Enable model communication logging (recommended when debugging mis-clicks):

python staging_scripts/gui_agent_cli.py \
  --prompt "Click the Telekom icon" \
  --max-steps 10 \
  --output-dir ./results/gui_agent_cli/debug_run_telekom_icon \
  --enable-logging \
  --log-output-dir ./results/gui_agent_cli/debug_run_telekom_icon/logs

Golden run (terminal on ECS)

This is the “golden run” command sequence currently used for D66 evidence generation.

1) Connect from Windows

ssh -i "C:\Path to KeyPair\KeyPair-ECS.pem" ubuntu@80.158.3.120

2) Prepare the ECS runtime (GUI + browser)

# Activate venv
# Recommended: use the Agent S3 venv
source ~/Projects/Agent_S3/Agent-S/venv/bin/activate

# Go to Agent-S repo root
cd ~/Projects/Agent_S3/Agent-S

# Start VNC (DISPLAY=:1) and a browser
vncserver :1
export XAUTHORITY="$HOME/.Xauthority"
export DISPLAY=":1"
firefox &

3) Run the golden prompt

python staging_scripts/gui_agent_cli.py \
  --prompt "Role: You are a UI/UX testing agent specializing in functional correctness.
Goal: Test all interactive elements in the header navigation on www.telekom.de for functional weaknesses.
Tasks:
1. Navigate to the website
2. Identify and test interactive elements (buttons, links, forms, menus)
3. Check for broken flows, defective links, non-functioning elements
4. Document issues found
Report Format:
Return findings in the 'issues' field as a list of objects:
- element: Name/description of the element
- location: Where on the page
- problem: What doesn't work
- recommendation: How to fix it
If no problems found, return an empty array: []" \
  --max-steps 30

Golden run artifacts:

  • Screenshots: ./results/gui_agent_cli/<timestamp>/screenshots/
  • Text log: ./results/gui_agent_cli/<timestamp>/logs/run.log
  • Optional JSON comm log (if enabled): ./results/gui_agent_cli/<timestamp>/logs/calibration_log_*.json

Alternative: run the agent via a web interface (Frontend)

Work in progress.

We are currently updating the web-based view and its ECS runner integration. This section will be filled with the correct, up-to-date instructions once the frontend flow supports the current Autonomous UAT Agent + gui_agent_cli.py workflow.

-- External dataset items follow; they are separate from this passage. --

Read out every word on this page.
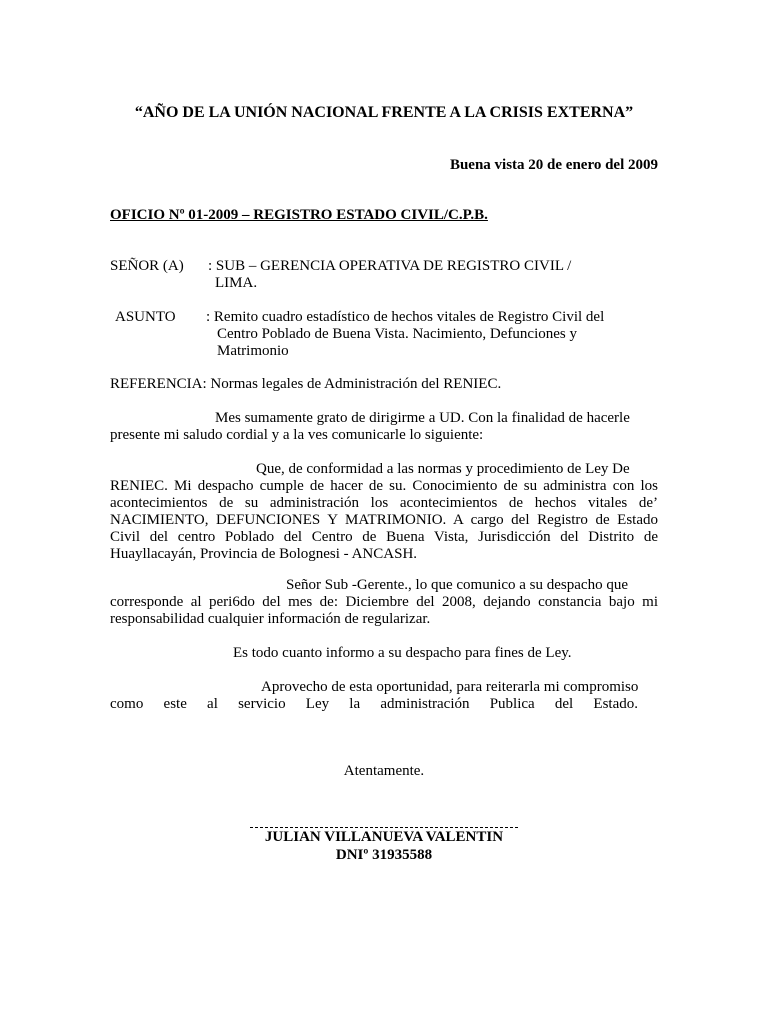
“AÑO DE LA UNIÓN NACIONAL FRENTE A LA CRISIS EXTERNA”
Buena vista 20 de enero del 2009
OFICIO Nº 01-2009 – REGISTRO ESTADO CIVIL/C.P.B.
SEÑOR (A) : SUB – GERENCIA OPERATIVA DE REGISTRO CIVIL /
LIMA.
ASUNTO : Remito cuadro estadístico de hechos vitales de Registro Civil del
Centro Poblado de Buena Vista. Nacimiento, Defunciones y
Matrimonio
REFERENCIA: Normas legales de Administración del RENIEC.
Mes sumamente grato de dirigirme a UD. Con la finalidad de hacerle
presente mi saludo cordial y a la ves comunicarle lo siguiente:
Que, de conformidad a las normas y procedimiento de Ley De
RENIEC. Mi despacho cumple de hacer de su. Conocimiento de su administra con los
acontecimientos de su administración los acontecimientos de hechos vitales de’
NACIMIENTO, DEFUNCIONES Y MATRIMONIO. A cargo del Registro de Estado
Civil del centro Poblado del Centro de Buena Vista, Jurisdicción del Distrito de
Huayllacayán, Provincia de Bolognesi - ANCASH.
Señor Sub -Gerente., lo que comunico a su despacho que
corresponde al peri6do del mes de: Diciembre del 2008, dejando constancia bajo mi
responsabilidad cualquier información de regularizar.
Es todo cuanto informo a su despacho para fines de Ley.
Aprovecho de esta oportunidad, para reiterarla mi compromiso
como este al servicio Ley la administración Publica del Estado.
Atentamente.
JULIAN VILLANUEVA VALENTIN
DNIº 31935588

Run the D66 evaluation scripts (staging_scripts)

These scripts are used for D66-style evaluation runs and tend to write their artifacts into staging_scripts/ (DB, screenshots, JSON).

UI check (Agent S3)

Typical pattern (URL via env var + optional run control args):

export AS2_TARGET_URL="https://www.leipzig.de"
export AS2_MAX_STEPS="20"

python staging_scripts/1_UI_check_AS3.py --auto-yes --ask-every 1000

Notes:

  • Supports --job-id <id> (used by runners) and uses JOB_ID as a fallback.
  • Writes JSON to ./agent_output/raw_json/<job_id>/ and screenshots/overlays to staging_scripts/Screenshots/....

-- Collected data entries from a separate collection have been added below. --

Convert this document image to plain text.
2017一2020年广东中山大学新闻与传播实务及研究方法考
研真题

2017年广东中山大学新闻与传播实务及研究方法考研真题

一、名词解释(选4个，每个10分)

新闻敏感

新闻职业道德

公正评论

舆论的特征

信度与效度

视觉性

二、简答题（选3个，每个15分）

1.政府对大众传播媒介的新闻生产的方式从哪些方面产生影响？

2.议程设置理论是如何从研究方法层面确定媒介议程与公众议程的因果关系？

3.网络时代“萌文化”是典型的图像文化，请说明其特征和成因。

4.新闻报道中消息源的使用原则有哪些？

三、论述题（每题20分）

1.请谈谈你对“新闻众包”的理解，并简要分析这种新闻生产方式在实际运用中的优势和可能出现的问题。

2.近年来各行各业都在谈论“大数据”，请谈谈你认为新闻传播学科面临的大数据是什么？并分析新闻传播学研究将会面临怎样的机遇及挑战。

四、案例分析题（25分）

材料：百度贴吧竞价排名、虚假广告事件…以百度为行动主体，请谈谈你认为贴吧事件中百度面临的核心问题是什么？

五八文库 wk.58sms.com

Functional correctness check

export AS2_TARGET_URL="https://www.leipzig.de"
export AS2_MAX_STEPS="0"   # 0 = no limit (script-specific)

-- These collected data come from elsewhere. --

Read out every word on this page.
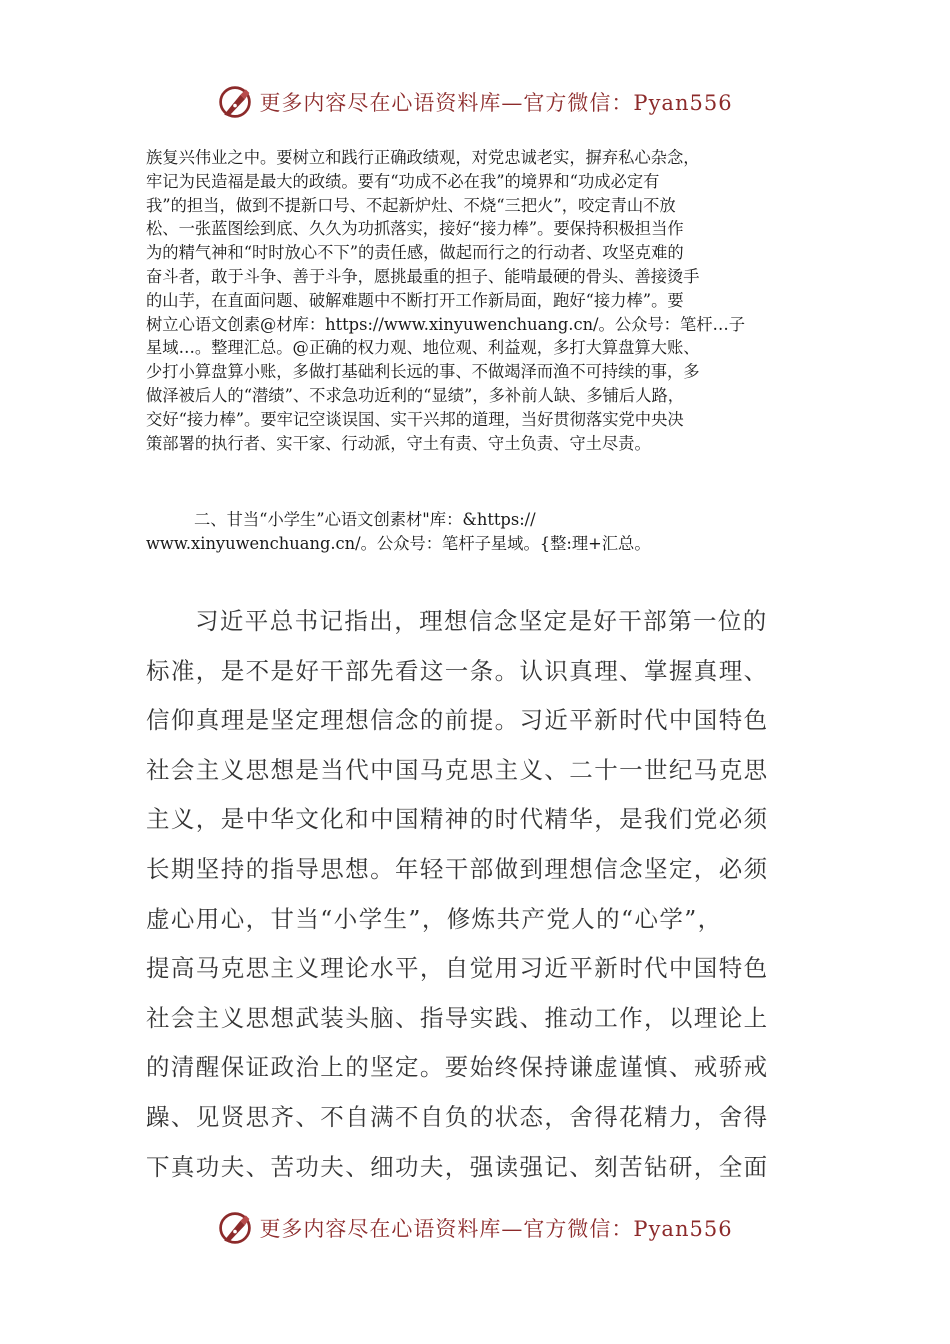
更多内容尽在心语资料库—官方微信：Pyan556
族复兴伟业之中。要树立和践行正确政绩观，对党忠诚老实，摒弃私心杂念，
牢记为民造福是最大的政绩。要有“功成不必在我”的境界和“功成必定有
我”的担当，做到不提新口号、不起新炉灶、不烧“三把火”，咬定青山不放
松、一张蓝图绘到底、久久为功抓落实，接好“接力棒”。要保持积极担当作
为的精气神和“时时放心不下”的责任感，做起而行之的行动者、攻坚克难的
奋斗者，敢于斗争、善于斗争，愿挑最重的担子、能啃最硬的骨头、善接烫手
的山芋，在直面问题、破解难题中不断打开工作新局面，跑好“接力棒”。要
树立心语文创素@材库：https://www.xinyuwenchuang.cn/。公众号：笔杆…子
星域…。整理汇总。@正确的权力观、地位观、利益观，多打大算盘算大账、
少打小算盘算小账，多做打基础利长远的事、不做竭泽而渔不可持续的事，多
做泽被后人的“潜绩”、不求急功近利的“显绩”，多补前人缺、多铺后人路，
交好“接力棒”。要牢记空谈误国、实干兴邦的道理，当好贯彻落实党中央决
策部署的执行者、实干家、行动派，守土有责、守土负责、守土尽责。
二、甘当“小学生”心语文创素材"库：&https://
www.xinyuwenchuang.cn/。公众号：笔杆子星域。{整:理+汇总。
习近平总书记指出，理想信念坚定是好干部第一位的
标准，是不是好干部先看这一条。认识真理、掌握真理、
信仰真理是坚定理想信念的前提。习近平新时代中国特色
社会主义思想是当代中国马克思主义、二十一世纪马克思
主义，是中华文化和中国精神的时代精华，是我们党必须
长期坚持的指导思想。年轻干部做到理想信念坚定，必须
虚心用心，甘当“小学生”，修炼共产党人的“心学”，
提高马克思主义理论水平，自觉用习近平新时代中国特色
社会主义思想武装头脑、指导实践、推动工作，以理论上
的清醒保证政治上的坚定。要始终保持谦虚谨慎、戒骄戒
躁、见贤思齐、不自满不自负的状态，舍得花精力，舍得
下真功夫、苦功夫、细功夫，强读强记、刻苦钻研，全面
更多内容尽在心语资料库—官方微信：Pyan556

python staging_scripts/1_UI_functional_correctness_check.py --auto-yes --ask-every 1000

Visual quality audit

This script currently uses a hardcoded WEBSITE_URL near the top of the file. Update it and then run:

python staging_scripts/2_UX_visual_quality_audit.py --auto-yes --ask-every 10

Task-based UX flow (newsletter)

This script is currently a staging/WIP script; verify it runs in your environment before relying on it for evidence.

Outputs to expect

Most scripts record one or more of:

  • uxqa.db (run log DB)
  • screenshots/overlays under staging_scripts/Screenshots/...
  • JSON step outputs under agent_output/ (paths vary by script)
  • calibration CLI outputs under ./results/gui_agent_cli/<timestamp>/

See Outputs & Artifacts.

Notes on model usage

Some scripts still contain legacy model configs (Claude/Pixtral). The D66 target configuration is documented in Model Stack.